The diagnosis of all these injuries is often obvious from the history and examination but is confirmed with an X-ray. In complex fractures of the humerus, a CT scan may be organised to help the planning of your treatment. If a dislocation of the AC joint is suspected, you may be asked to hold a weight during the X-ray. This will demonstrate how ‘open’ the joint can become.
The aim of treatment is to fix the bones in the correct position as healing takes place.
Minor fractures of the clavicle where there is no displacement of the bone are successfully managed with painkillers and a sling for 4-6 weeks. Similar treatment is also recommended for simple fractures of the upper arm.

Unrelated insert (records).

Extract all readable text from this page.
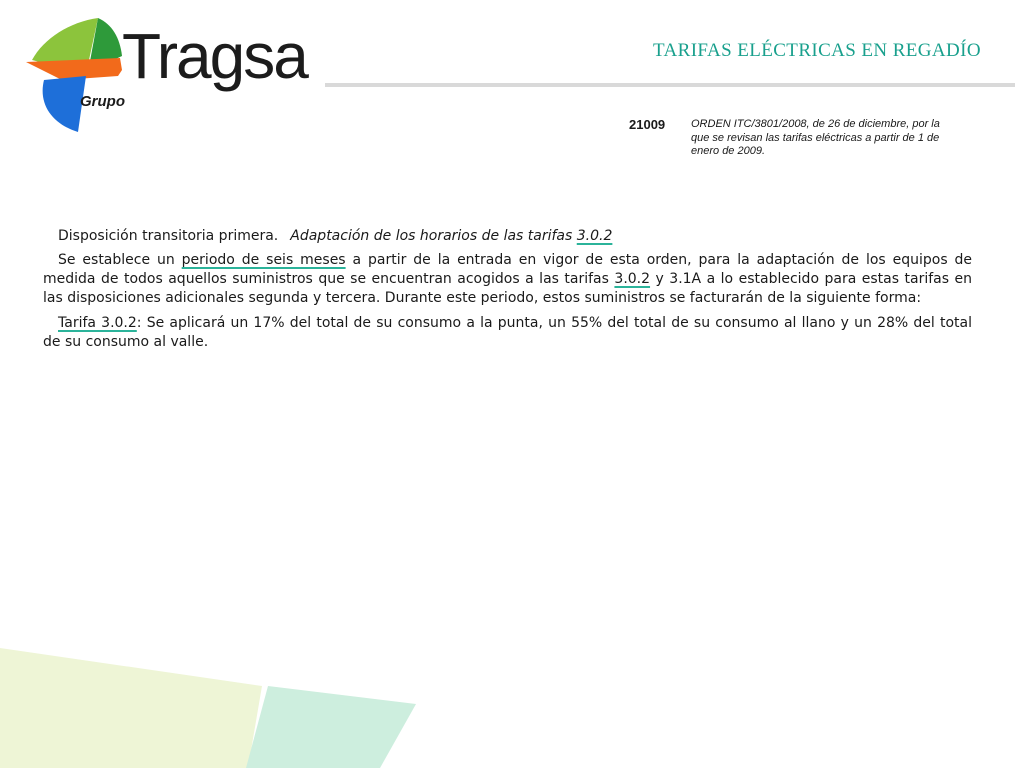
Tragsa
Grupo
TARIFAS ELÉCTRICAS EN REGADÍO
21009 ORDEN ITC/3801/2008, de 26 de diciembre, por la que se revisan las tarifas eléctricas a partir de 1 de enero de 2009.

Disposición transitoria primera. Adaptación de los horarios de las tarifas 3.0.2

Se establece un periodo de seis meses a partir de la entrada en vigor de esta orden, para la adaptación de los equipos de medida de todos aquellos suministros que se encuentran acogidos a las tarifas 3.0.2 y 3.1A a lo establecido para estas tarifas en las disposiciones adicionales segunda y tercera. Durante este periodo, estos suministros se facturarán de la siguiente forma:

Tarifa 3.0.2: Se aplicará un 17% del total de su consumo a la punta, un 55% del total de su consumo al llano y un 28% del total de su consumo al valle.
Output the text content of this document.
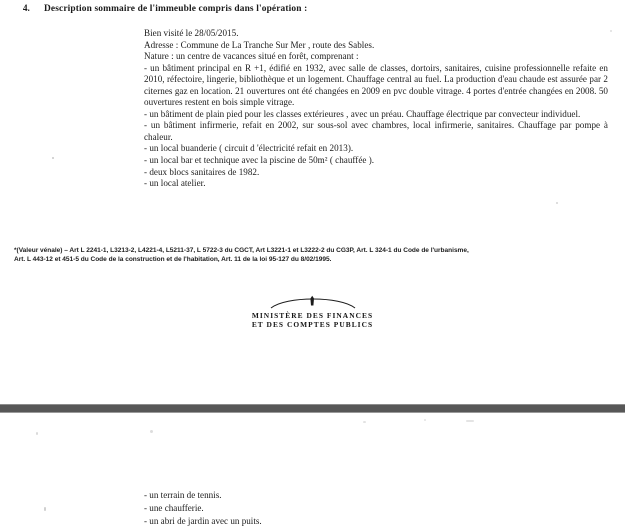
4. Description sommaire de l'immeuble compris dans l'opération :

Bien visité le 28/05/2015.

Adresse : Commune de La Tranche Sur Mer , route des Sables.

Nature : un centre de vacances situé en forêt, comprenant :

- un bâtiment principal en R +1, édifié en 1932, avec salle de classes, dortoirs, sanitaires, cuisine professionnelle refaite en 2010, réfectoire, lingerie, bibliothèque et un logement. Chauffage central au fuel. La production d'eau chaude est assurée par 2 citernes gaz en location. 21 ouvertures ont été changées en 2009 en pvc double vitrage. 4 portes d'entrée changées en 2008. 50 ouvertures restent en bois simple vitrage.

- un bâtiment de plain pied pour les classes extérieures , avec un préau. Chauffage électrique par convecteur individuel.

- un bâtiment infirmerie, refait en 2002, sur sous-sol avec chambres, local infirmerie, sanitaires. Chauffage par pompe à chaleur.

- un local buanderie ( circuit d 'électricité refait en 2013).

- un local bar et technique avec la piscine de 50m² ( chauffée ).

- deux blocs sanitaires de 1982.

- un local atelier.

*(Valeur vénale) – Art L 2241-1, L3213-2, L4221-4, L5211-37, L 5722-3 du CGCT, Art L3221-1 et L3222-2 du CG3P, Art. L 324-1 du Code de l'urbanisme,

Art. L 443-12 et 451-5 du Code de la construction et de l'habitation, Art. 11 de la loi 95-127 du 8/02/1995.

MINISTÈRE DES FINANCES
ET DES COMPTES PUBLICS

- un terrain de tennis.

- une chaufferie.

- un abri de jardin avec un puits.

A sling is worn only for a couple of days in minor injuries of the AC joint before physiotherapy exercises are encouraged to maximise mobilisation.
More Complex Treatments
If any fracture has led to piercing of the skin, or if the pieces of bone are multiple or out of alignment, an open operation may be required to fix them back into the correct position. The exact procedure necessary to correct your injury will be discussed carefully with you, and it may involve the use of plates, wires, nails and screws.
AC Joint Dislocations
A number of operations are available to repair the AC joint and include:
• Open Surgery – An open operation performed very soon after the injury may
• Arthroscopic Repair – performed very soon after the injury to repair torn ligaments
• Arthroscopic Repair – performed if the original injury did not heal as expected following conservative treatment
• Arthroscopic removal of the AC joint
• Open Surgery
Any proposed operation will be discussed in detail.
In all cases, rehabilitative physiotherapy or further necessary operations will also be discussed, but please do ask questions at any time. It is important that you understand the nature of your injury, the operation proposed and what you can expect during your rehabilitation.